I silently fumed. He had missed more tests than he had done. I had specifically told him at points during the day to test and nothing was done! I knew he ate a bowl of popcorn at around 10pm and no test before. I once again felt a kinship to those animals that ate their young. They had it right I was certain!
I headed back to bed trying to put my frustrations out of my mind so that I could fall back to sleep. It took a bit of work. This weekend we had been focusing on school not diabetes. I had believed my son when he told me he was studying. I trusted him when he swore he knew the concepts for the upcoming exams. I had allowed him to read his novel at his own pace not realizing that there was a book report that would soon be due.
Freedom was short lived as my son came home with low marks and a novel with three chapters read that was to be finished and have a book report completed on it in less than five days time. I was so not impressed but tried to appease myself with the fact that he hadn't lied about the horrible marks. With a math test looming and a book report that had to be completed in short order, his weekend plans of Xbox and Beverley Hillbillies was derailed by his mother. It was time for him to be put back on a short leash. Homework first, play when Mom says its okay.

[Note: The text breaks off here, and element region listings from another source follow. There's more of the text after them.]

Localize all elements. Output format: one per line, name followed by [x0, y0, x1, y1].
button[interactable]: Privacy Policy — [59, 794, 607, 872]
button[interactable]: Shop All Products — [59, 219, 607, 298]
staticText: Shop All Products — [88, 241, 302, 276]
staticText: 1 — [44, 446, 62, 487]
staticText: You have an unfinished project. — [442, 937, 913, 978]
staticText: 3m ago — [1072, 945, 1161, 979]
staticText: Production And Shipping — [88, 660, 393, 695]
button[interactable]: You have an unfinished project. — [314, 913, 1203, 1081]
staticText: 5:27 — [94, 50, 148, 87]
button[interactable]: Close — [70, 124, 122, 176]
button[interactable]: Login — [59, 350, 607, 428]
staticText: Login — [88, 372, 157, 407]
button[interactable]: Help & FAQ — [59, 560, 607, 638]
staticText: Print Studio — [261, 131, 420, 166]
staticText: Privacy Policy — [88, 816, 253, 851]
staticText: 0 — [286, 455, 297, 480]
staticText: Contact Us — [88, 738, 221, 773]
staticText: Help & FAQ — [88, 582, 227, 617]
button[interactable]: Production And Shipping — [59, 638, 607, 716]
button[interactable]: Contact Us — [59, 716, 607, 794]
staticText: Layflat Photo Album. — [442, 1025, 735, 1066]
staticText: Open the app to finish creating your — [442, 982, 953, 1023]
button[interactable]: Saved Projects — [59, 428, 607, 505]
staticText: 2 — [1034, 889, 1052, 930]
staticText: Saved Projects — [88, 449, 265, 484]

All of this now played on my mind. I had been harping about school work, now I would complain about diabetes care. Do I ever stop? I must be sounding like Charlie Brown's teacher by now. There is no way he will pay attention to anything I say. How will I get it to sink in? Yes, eating my children when they were young could have saved me these problems.
I finally wound down and went to sleep. The next morning I calmly discussed the issue of testing with my son. Will he change? Did he hear me? Will he pay more attention to testing? Will I harp on his a little less? Probably not to most or all of the above. I will try not to nag but will continue to remind him and provide consequences for his actions--or lack of them. Oh the joys of parenting!